A law of adversarial risk, interpolation, and label noise

In supervised learning, it has been shown that label noise in the data can be interpolated without penalties on test accuracy. We show that interpolating label noise induces adversarial vulnerability, and prove the first theorem showing the relationship between label noise and adversarial risk for any data distribution. Our results are almost tight if we do not make any assumptions on the inductive bias of the learning algorithm. We then investigate how different components of this problem affect this result including properties of the distribution. We also discuss non-uniform label noise distributions; and prove a new theorem showing uniform label noise induces nearly as large an adversarial risk as the worst poisoning with the same noise rate. Then, we provide theoretical and empirical evidence that uniform label noise is more harmful than typical real-world label noise.

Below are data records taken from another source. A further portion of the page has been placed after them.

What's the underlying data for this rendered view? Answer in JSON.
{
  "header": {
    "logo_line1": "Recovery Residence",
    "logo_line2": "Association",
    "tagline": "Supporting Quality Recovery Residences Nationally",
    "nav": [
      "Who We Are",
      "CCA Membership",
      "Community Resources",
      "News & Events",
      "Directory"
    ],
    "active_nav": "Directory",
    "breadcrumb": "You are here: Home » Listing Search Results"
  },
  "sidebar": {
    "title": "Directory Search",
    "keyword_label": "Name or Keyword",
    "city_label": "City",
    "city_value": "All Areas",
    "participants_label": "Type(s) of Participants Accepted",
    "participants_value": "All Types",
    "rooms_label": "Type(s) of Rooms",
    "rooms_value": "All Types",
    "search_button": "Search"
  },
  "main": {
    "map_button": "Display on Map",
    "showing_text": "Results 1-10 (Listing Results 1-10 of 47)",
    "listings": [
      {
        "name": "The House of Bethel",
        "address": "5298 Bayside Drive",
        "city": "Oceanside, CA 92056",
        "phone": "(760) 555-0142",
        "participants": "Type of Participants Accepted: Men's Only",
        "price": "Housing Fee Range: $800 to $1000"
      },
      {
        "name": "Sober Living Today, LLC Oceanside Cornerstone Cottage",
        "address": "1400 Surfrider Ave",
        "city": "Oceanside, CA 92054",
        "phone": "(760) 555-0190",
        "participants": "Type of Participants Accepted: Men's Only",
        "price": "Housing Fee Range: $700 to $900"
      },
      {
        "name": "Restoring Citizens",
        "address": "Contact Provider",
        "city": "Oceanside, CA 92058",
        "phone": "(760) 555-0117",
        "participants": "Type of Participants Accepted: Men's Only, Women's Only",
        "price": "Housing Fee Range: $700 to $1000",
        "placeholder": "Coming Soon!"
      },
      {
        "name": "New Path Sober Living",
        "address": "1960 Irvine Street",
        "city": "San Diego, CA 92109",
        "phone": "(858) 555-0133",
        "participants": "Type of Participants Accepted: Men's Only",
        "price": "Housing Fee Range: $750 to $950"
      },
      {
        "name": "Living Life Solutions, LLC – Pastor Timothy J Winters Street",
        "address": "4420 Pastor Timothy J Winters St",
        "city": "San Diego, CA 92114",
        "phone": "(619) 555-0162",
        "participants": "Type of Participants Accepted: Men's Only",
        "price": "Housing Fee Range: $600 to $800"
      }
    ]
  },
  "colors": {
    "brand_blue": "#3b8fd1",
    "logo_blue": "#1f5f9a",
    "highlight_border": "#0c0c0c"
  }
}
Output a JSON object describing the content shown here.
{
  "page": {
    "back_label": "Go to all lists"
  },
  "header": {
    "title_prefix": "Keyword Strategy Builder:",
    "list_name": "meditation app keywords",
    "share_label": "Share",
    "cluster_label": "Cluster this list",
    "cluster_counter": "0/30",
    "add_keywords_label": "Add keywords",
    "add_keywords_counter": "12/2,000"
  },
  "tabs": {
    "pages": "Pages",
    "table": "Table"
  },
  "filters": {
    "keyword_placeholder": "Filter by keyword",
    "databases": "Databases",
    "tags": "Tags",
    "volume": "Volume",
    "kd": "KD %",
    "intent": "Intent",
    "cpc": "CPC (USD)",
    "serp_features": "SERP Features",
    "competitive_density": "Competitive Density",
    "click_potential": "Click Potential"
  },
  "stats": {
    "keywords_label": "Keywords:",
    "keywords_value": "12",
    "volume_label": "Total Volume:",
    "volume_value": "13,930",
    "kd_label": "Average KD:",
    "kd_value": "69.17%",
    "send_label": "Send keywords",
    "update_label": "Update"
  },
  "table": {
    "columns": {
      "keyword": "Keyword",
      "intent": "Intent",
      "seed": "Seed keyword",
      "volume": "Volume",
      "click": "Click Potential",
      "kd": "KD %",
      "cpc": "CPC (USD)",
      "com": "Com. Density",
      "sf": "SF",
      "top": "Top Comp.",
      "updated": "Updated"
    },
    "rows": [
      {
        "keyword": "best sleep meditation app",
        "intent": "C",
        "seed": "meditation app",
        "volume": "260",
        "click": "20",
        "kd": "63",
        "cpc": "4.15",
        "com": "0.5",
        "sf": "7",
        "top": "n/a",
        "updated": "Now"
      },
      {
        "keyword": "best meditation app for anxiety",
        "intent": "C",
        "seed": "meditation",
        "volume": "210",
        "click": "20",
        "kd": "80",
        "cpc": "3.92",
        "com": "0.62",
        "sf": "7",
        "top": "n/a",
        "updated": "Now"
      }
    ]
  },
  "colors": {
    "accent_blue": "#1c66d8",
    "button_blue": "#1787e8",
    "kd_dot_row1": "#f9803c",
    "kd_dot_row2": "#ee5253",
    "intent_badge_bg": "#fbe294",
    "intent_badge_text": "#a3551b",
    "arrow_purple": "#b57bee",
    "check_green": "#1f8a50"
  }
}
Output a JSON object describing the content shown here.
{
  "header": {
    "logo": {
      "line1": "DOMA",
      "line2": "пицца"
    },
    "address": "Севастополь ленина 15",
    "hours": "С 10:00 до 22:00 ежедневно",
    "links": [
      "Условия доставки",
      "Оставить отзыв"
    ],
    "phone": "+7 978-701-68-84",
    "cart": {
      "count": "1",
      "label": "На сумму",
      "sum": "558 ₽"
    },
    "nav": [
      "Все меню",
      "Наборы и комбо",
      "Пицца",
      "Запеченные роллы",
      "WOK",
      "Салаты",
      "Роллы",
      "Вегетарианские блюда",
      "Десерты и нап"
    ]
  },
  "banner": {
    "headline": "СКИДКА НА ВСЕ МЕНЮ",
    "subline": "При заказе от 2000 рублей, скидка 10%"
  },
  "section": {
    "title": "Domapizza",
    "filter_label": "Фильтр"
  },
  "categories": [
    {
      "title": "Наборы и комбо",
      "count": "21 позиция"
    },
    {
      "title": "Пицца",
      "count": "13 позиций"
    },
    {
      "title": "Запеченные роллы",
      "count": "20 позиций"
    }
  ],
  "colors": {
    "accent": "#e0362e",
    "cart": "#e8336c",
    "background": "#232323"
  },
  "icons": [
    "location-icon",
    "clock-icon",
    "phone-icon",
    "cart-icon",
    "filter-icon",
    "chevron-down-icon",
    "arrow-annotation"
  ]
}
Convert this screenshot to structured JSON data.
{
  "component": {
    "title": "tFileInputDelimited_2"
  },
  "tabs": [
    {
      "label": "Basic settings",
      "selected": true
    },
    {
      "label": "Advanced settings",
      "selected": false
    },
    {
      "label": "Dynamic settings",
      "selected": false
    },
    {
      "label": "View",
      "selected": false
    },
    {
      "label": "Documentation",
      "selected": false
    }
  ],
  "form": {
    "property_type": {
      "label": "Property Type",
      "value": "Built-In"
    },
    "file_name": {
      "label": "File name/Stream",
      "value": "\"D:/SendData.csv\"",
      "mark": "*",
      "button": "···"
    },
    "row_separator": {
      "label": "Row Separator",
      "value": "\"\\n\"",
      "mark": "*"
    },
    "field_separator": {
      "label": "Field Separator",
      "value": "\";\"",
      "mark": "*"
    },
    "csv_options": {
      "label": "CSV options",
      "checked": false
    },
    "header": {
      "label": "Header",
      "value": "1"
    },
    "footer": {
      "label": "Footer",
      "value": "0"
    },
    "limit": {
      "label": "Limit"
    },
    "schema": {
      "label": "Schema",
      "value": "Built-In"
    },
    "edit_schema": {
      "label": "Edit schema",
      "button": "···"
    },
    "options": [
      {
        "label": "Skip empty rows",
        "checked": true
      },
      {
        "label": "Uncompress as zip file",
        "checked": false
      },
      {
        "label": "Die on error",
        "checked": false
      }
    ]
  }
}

Finally, we show how inductive biases amplify the effect of label noise and argue the need for future work in this direction. Label noise is ubiquitous in data collected from the real world. Such noise can be a result of both malicious intent as well as human error. The well-known work of Zhang et al. (2017) observes that training overparameterised neural networks with gradient descent can memorize large amounts of label noise without increased test error. Recently, Bartlett et al. (2020) investigated this phenomenon and termed it benign overfitting: perfect interpolation of the noisy training dataset still leads to satisfactory generalization for overparameterized models.